Overview
The Voice Agent orchestrates the complete voice interaction pipeline: VAD → STT → LLM → TTS. This enables full conversational AI with a single API.
RunAnywhere.configureVoiceAgent(VoiceAgentConfiguration(
sttModelId = "whisper-tiny",
llmModelId = "qwen-0.5b",
ttsVoiceId = "en-us-default",
systemPrompt = "You are a helpful assistant.
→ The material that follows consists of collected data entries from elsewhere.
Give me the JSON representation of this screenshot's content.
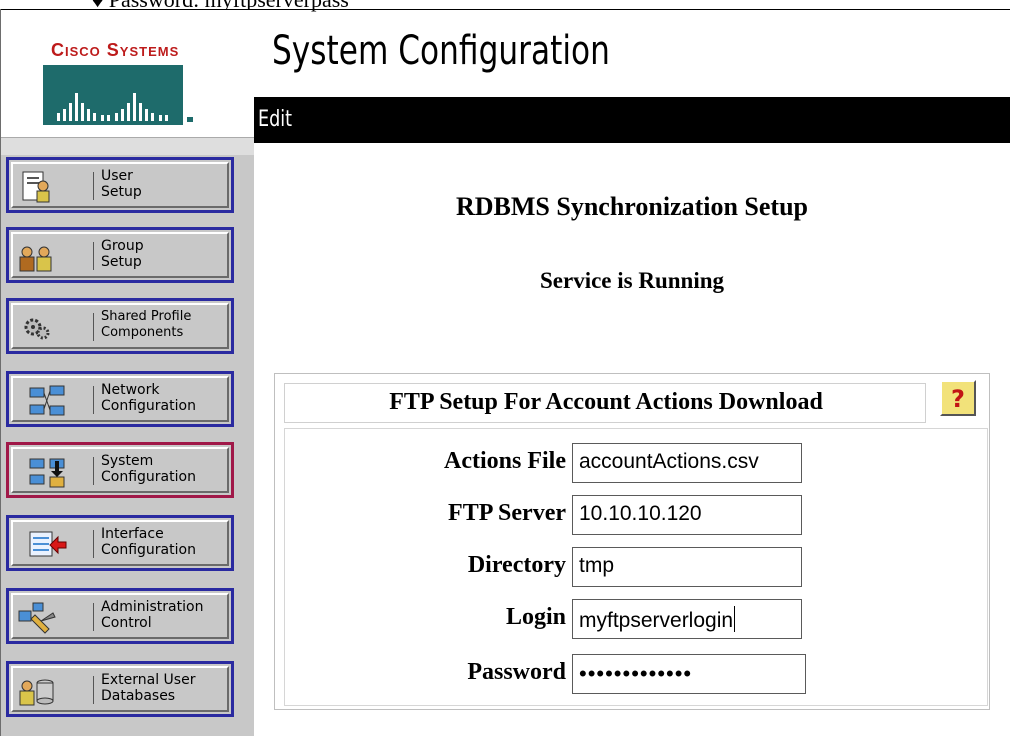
{
  "top_note": "♦ Password: myftpserverpass",
  "brand": {
    "company": "Cisco Systems"
  },
  "nav": {
    "items": [
      {
        "label": "User\nSetup"
      },
      {
        "label": "Group\nSetup"
      },
      {
        "label": "Shared Profile\nComponents"
      },
      {
        "label": "Network\nConfiguration"
      },
      {
        "label": "System\nConfiguration",
        "active": true
      },
      {
        "label": "Interface\nConfiguration"
      },
      {
        "label": "Administration\nControl"
      },
      {
        "label": "External User\nDatabases"
      }
    ]
  },
  "header": {
    "title": "System Configuration",
    "edit_label": "Edit"
  },
  "main": {
    "section_title": "RDBMS Synchronization Setup",
    "status": "Service is Running",
    "ftp_setup": {
      "title": "FTP Setup For Account Actions Download",
      "help_label": "?",
      "fields": [
        {
          "label": "Actions File",
          "value": "accountActions.csv"
        },
        {
          "label": "FTP Server",
          "value": "10.10.10.120"
        },
        {
          "label": "Directory",
          "value": "tmp"
        },
        {
          "label": "Login",
          "value": "myftpserverlogin"
        },
        {
          "label": "Password",
          "value": "•••••••••••••"
        }
      ]
    }
  },
  "colors": {
    "edit_bar": "#000000",
    "nav_border": "#2a2aa0",
    "nav_active_border": "#a01848",
    "logo_red": "#bd1b1b",
    "logo_teal": "#1e6b6b"
  }
}
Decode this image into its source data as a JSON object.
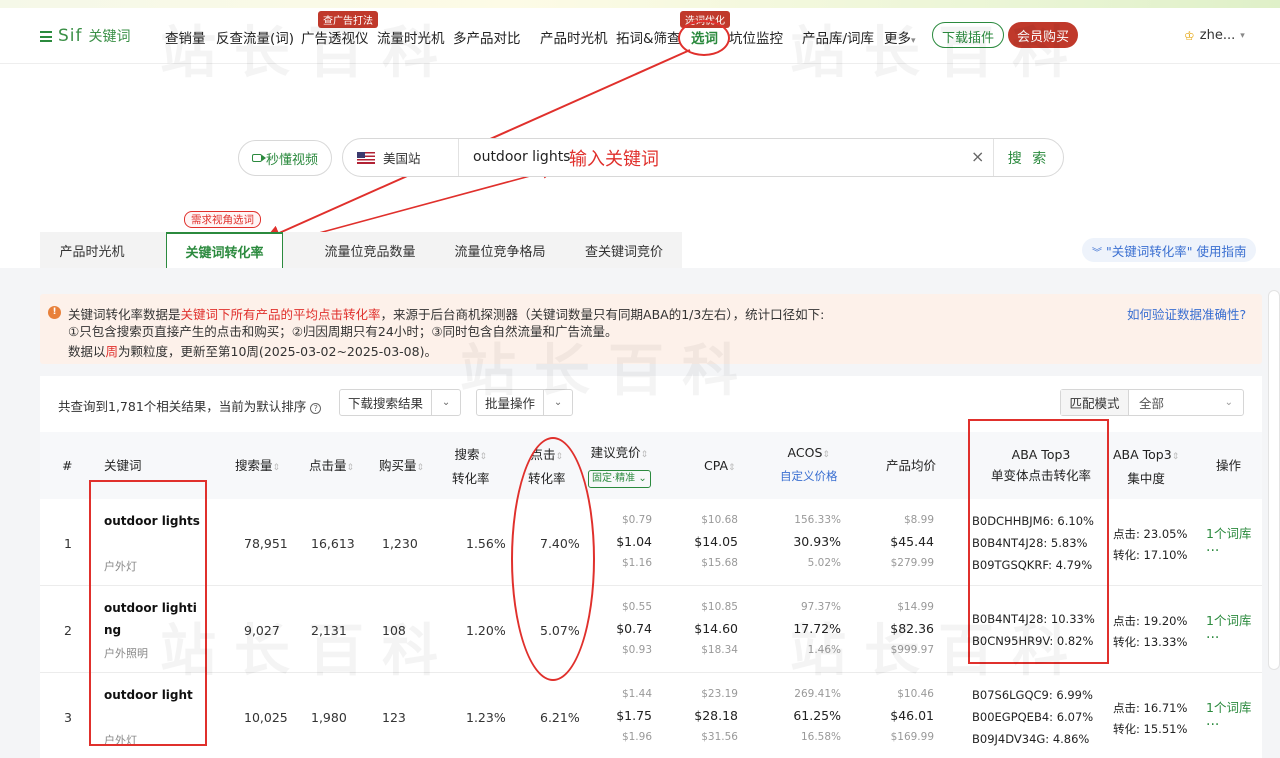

Keep responses brief.",
interruptionEnabled = true
))
VoiceAgentConfiguration
data class VoiceAgentConfiguration(
val sttModelId: String, // Speech-to-text model
val llmModelId: String, // Language model
val ttsVoiceId: String, // Text-to-speech voice
val systemPrompt: String? = null, // LLM system prompt
val vadConfiguration: VADConfiguration? = null,
val interruptionEnabled: Boolean = true // Allow user interruption
)
Process Voice Turn
Process a complete voice turn (listen → transcribe → respond → speak):
val audioData = // ... recorded audio from user
val result = RunAnywhere.processVoice(audioData)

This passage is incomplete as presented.